Fix: If missing, use VESTA or Mercury (CCDC software) to add hydrogens geometrically.

Part 2: What is a CIF File?

A CIF file is a plain-text (.cif) format standardized by the International Union of Crystallography (IUCr). It is the universal currency of crystallography.

A. DFT Simulations (VASP, Quantum ESPRESSO)

You convert the CIF into a POSCAR or .in file. The cubic cell allows for fast k-point sampling. However, note that DFT often requires relaxing the structure (especially the H atoms of FA, which are missing in basic CIFs).

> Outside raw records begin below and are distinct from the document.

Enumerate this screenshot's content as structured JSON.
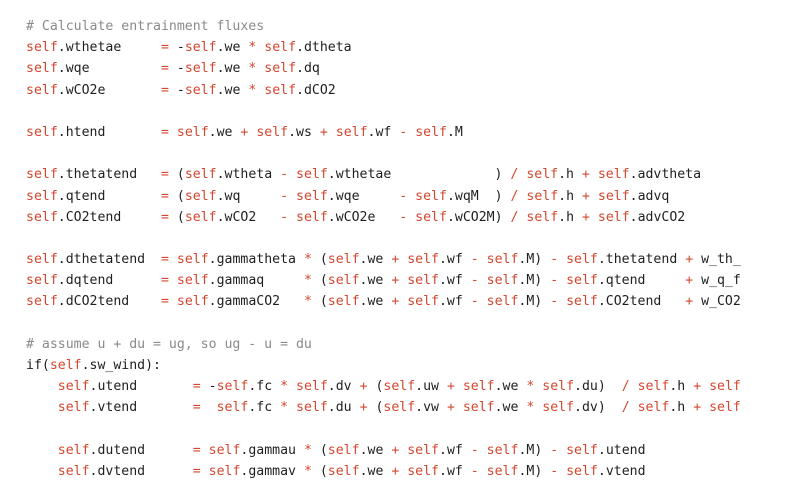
{
  "editor": {
    "language": "python",
    "colors": {
      "background": "#ffffff",
      "text": "#1f1f1f",
      "self_keyword": "#d3472f",
      "operator": "#d3472f",
      "comment": "#8a8a8a"
    },
    "lines": [
      "# Calculate entrainment fluxes",
      "self.wthetae     = -self.we * self.dtheta",
      "self.wqe         = -self.we * self.dq",
      "self.wCO2e       = -self.we * self.dCO2",
      "",
      "self.htend       = self.we + self.ws + self.wf - self.M",
      "",
      "self.thetatend   = (self.wtheta - self.wthetae             ) / self.h + self.advtheta",
      "self.qtend       = (self.wq     - self.wqe     - self.wqM  ) / self.h + self.advq",
      "self.CO2tend     = (self.wCO2   - self.wCO2e   - self.wCO2M) / self.h + self.advCO2",
      "",
      "self.dthetatend  = self.gammatheta * (self.we + self.wf - self.M) - self.thetatend + w_th_",
      "self.dqtend      = self.gammaq     * (self.we + self.wf - self.M) - self.qtend     + w_q_f",
      "self.dCO2tend    = self.gammaCO2   * (self.we + self.wf - self.M) - self.CO2tend   + w_CO2",
      "",
      "# assume u + du = ug, so ug - u = du",
      "if(self.sw_wind):",
      "    self.utend       = -self.fc * self.dv + (self.uw + self.we * self.du)  / self.h + self",
      "    self.vtend       =  self.fc * self.du + (self.vw + self.we * self.dv)  / self.h + self",
      "",
      "    self.dutend      = self.gammau * (self.we + self.wf - self.M) - self.utend",
      "    self.dvtend      = self.gammav * (self.we + self.wf - self.M) - self.vtend"
    ]
  }
}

Part 6: Converting CIF for Specific Software

You have fapbi3.cif. Now you need simulation input.

Step 1: Visual Inspection (Use VESTA)

Software: VESTA (Visualization for Electronic and Structural Analysis) – free.
Load the CIF: Check for overlapping atoms. Look for the FA cation inside the Pb-I cage.
Verify bonds: Pb-I distance should be ~3.15 Å to 3.20 Å.

1. Decoding the Name: What is "fapbi3"?

To understand the search query, we must deconstruct the string into standard chemical components.

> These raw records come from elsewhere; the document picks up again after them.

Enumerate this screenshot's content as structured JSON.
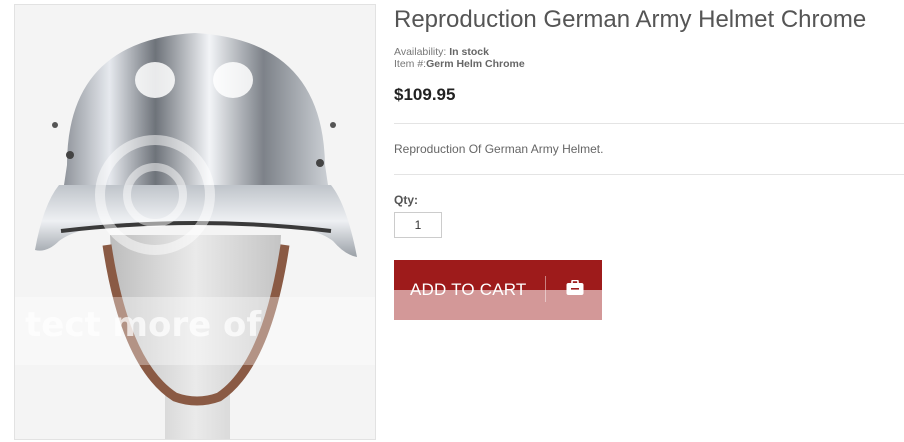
{
  "product": {
    "title": "Reproduction German Army Helmet Chrome",
    "availability_label": "Availability:",
    "availability_value": "In stock",
    "item_label": "Item #:",
    "item_value": "Germ Helm Chrome",
    "price": "$109.95",
    "description": "Reproduction Of German Army Helmet.",
    "qty_label": "Qty:",
    "qty_value": "1",
    "add_to_cart_label": "ADD TO CART",
    "cart_icon": "shopping-bag-icon",
    "image_alt": "Chrome German army helmet on mannequin head",
    "image_watermark": "tect more of"
  },
  "colors": {
    "button": "#9e1b1b",
    "title": "#555555",
    "price": "#222222"
  }
}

Machine Learning Interatomic Potentials (MLIPs)

If you are training a neural network potential (e.g., MACE, NequIP), you need thousands of distorted CIFs. Use the base fapbi3.cif to generate a supercell, then perturb it.

Introduction

In the rapidly evolving field of photovoltaics, Formamidinium Lead Iodide (FAPbI₃) has emerged as the gold standard light-absorbing layer for high-efficiency perovskite solar cells (PSCs), boasting certified power conversion efficiencies exceeding 26%. Step 3: Check for Hydrogen Placement

Unlike its methylammonium (MA) counterpart, FAPbI₃ possesses a more optimal bandgap (~1.48 eV) and superior thermal stability. However, its performance is intrinsically linked to its crystal structure. To simulate, analyze, or reproduce research involving this material, scientists rely on the Crystallographic Information File (CIF).

This article dissects the FAPbI₃ CIF file, explaining its structural nuances, symmetry operations, atomic coordinates, and how to interpret these data for computational chemistry and XRD analysis.